À partir de 1970, beaucoup de groupes issus de l'Église commencent à voir le jour. Karl O'Beirn dirige à Cleveland, dans l'Ohio, le premier groupe dissident, à savoir l'Église de Dieu. D'autres mouvements suivent à partir de cette année-là, tels Top of the Line de John Kerley, l'Église de Dieu restaurée, l'Église de Dieu de Boise (Oklahoma), l'Église de Dieu sabbatiste de Martin Faulhaber, et les disciples de la Fontaine de vie de James et Virginie Porter.

Changements majeurs[modifier | modifier le code]

Après la mort d'Armstrong en 1986, l'administration de l'Église est assurée par Joseph W. Tkach (1986-1995) puis par son fils Joseph Tkach Jr (depuis 1995)[4]. Ceux-ci apportent de profonds changements en matière de doctrines, lesquelles s'accordent davantage avec les positions chrétiennes évangéliques, notamment au sujet de la Trinité[4]. Après ces modifications, l'Église est acceptée comme membre de l'Association nationale évangélique des États-Unis.
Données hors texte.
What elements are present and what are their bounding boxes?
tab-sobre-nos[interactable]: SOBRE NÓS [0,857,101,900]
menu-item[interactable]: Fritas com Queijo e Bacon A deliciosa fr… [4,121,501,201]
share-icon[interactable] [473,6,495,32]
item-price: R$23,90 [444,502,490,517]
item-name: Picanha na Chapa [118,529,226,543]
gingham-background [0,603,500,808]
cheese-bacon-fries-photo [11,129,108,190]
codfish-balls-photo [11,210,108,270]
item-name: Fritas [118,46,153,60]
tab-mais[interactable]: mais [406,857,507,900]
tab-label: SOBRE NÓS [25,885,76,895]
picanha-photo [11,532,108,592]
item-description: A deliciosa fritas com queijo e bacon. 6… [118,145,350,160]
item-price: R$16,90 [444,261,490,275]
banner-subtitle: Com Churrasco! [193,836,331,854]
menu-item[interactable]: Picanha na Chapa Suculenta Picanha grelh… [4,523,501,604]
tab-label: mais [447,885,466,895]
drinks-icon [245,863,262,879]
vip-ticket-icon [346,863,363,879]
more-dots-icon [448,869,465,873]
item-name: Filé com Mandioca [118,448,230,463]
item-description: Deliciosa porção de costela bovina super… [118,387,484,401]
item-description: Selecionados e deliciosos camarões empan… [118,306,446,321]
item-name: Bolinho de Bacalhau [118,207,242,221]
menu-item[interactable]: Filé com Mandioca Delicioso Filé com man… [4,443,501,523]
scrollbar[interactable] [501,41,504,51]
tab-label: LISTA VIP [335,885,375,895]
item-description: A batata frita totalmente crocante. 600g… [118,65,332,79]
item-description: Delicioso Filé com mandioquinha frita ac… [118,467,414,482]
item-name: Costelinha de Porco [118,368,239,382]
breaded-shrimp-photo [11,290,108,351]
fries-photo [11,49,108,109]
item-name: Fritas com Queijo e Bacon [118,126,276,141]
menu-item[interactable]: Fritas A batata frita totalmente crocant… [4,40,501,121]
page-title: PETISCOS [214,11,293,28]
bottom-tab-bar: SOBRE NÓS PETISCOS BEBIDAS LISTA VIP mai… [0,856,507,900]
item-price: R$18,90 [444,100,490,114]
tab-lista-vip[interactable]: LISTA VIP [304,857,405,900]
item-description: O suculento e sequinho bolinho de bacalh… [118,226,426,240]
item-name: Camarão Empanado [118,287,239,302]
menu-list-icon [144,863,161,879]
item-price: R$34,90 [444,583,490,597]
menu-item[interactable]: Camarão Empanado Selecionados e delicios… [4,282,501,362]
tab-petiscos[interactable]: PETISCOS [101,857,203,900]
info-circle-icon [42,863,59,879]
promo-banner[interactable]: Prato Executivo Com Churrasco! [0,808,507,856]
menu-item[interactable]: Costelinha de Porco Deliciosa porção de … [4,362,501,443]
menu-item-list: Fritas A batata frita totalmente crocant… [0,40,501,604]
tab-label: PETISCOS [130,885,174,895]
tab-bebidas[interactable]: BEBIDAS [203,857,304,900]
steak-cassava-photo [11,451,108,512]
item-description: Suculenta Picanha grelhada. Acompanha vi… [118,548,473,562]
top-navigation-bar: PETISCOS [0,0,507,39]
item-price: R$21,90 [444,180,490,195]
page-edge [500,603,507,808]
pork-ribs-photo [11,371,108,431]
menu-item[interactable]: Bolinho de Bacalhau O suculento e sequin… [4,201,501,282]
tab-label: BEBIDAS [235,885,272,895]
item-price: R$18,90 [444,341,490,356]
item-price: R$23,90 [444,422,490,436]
Plusieurs pasteurs chrétiens qui s'étaient opposés aux changements doctrinaux, après avoir quitté l'Église, créent des groupes dissidents : l'Église de Dieu de Philadelphie créée en 1989, l'Église globale de Dieu, l'Église du Dieu Vivant en 1993, l'Église unie de Dieu en 1995 et l'Église de Dieu restaurée en 1999. L'Église perd beaucoup de fidèles à cause de ces changements théologiques et tous les groupes qui en sont issus sont une taille relativement modeste.

En 2004, on dénombrait environ 900 églises et 50 000 membres dans 100 pays[5].

En 2009, l'Église prend le nom de Grace Communion International[3].

Les scandales[modifier | modifier le code]

L'Église Universelle de Dieu fait partie des associations considérées comme sectes en France[6]. Elle regrouperait entre 500 et 2000 adeptes sur le territoire. Aux USA, les membres de l'Église devaient donner 30% de leurs revenus.[7]

Dès 1972, elle dut faire face à divers scandales, le premier étant le fait que les prédictions avancées par l'Église ne s'étaient pas réalisées. En 1978, Garner Ted Armstrong accusa son père, Herbert W. Armstrong (en) le fondateur, de s'être montré violent avec sa sœur dans les années 30. Toutefois, ces accusations interviennent à un moment de grandes tensions entre eux liées à l'excommunication de Garner Ted[8].

En 1979, plusieurs anciens membres de l'Église portèrent plainte auprès de l'État de Californie pour détournement de fonds contre Herbert W. Armstrong et son bras droit Stanley Rader, les accusant de détourner l'argent via des déclarations de frais exorbitantes de 60 millions de dollars annuels. Le procureur général, George Deukmejian, plaça le campus de l'Église à Pasadena sous tutelle de l'État pendant 6 mois. Les charges furent abandonnées lorsque la loi fut modifiée afin d'interdire au procureur général de s'ingérer dans les finances de groupes religieux[9].

Le plus grand scandale auquel elle a eu à faire face eut lieu en 1984, à la suite de la fermeture des camps New Bethany Home for Girls & Boys. Ces camps étaient des camps de rééducation, tenus par l'Independent Fundamentalist Baptist Church[10], où étaient envoyés les jeunes homosexuels, entre autres, de l’Église Universelle de Dieu pour les «reconvertir». James Swift y fut enfermé pendant 17 semaines au cours desquelles il fut enchaîné, torturé, violé, électrocuté, affamé[11],[12]. Son calvaire a été raconté dans un épisode de Haunting sur Netflix[13].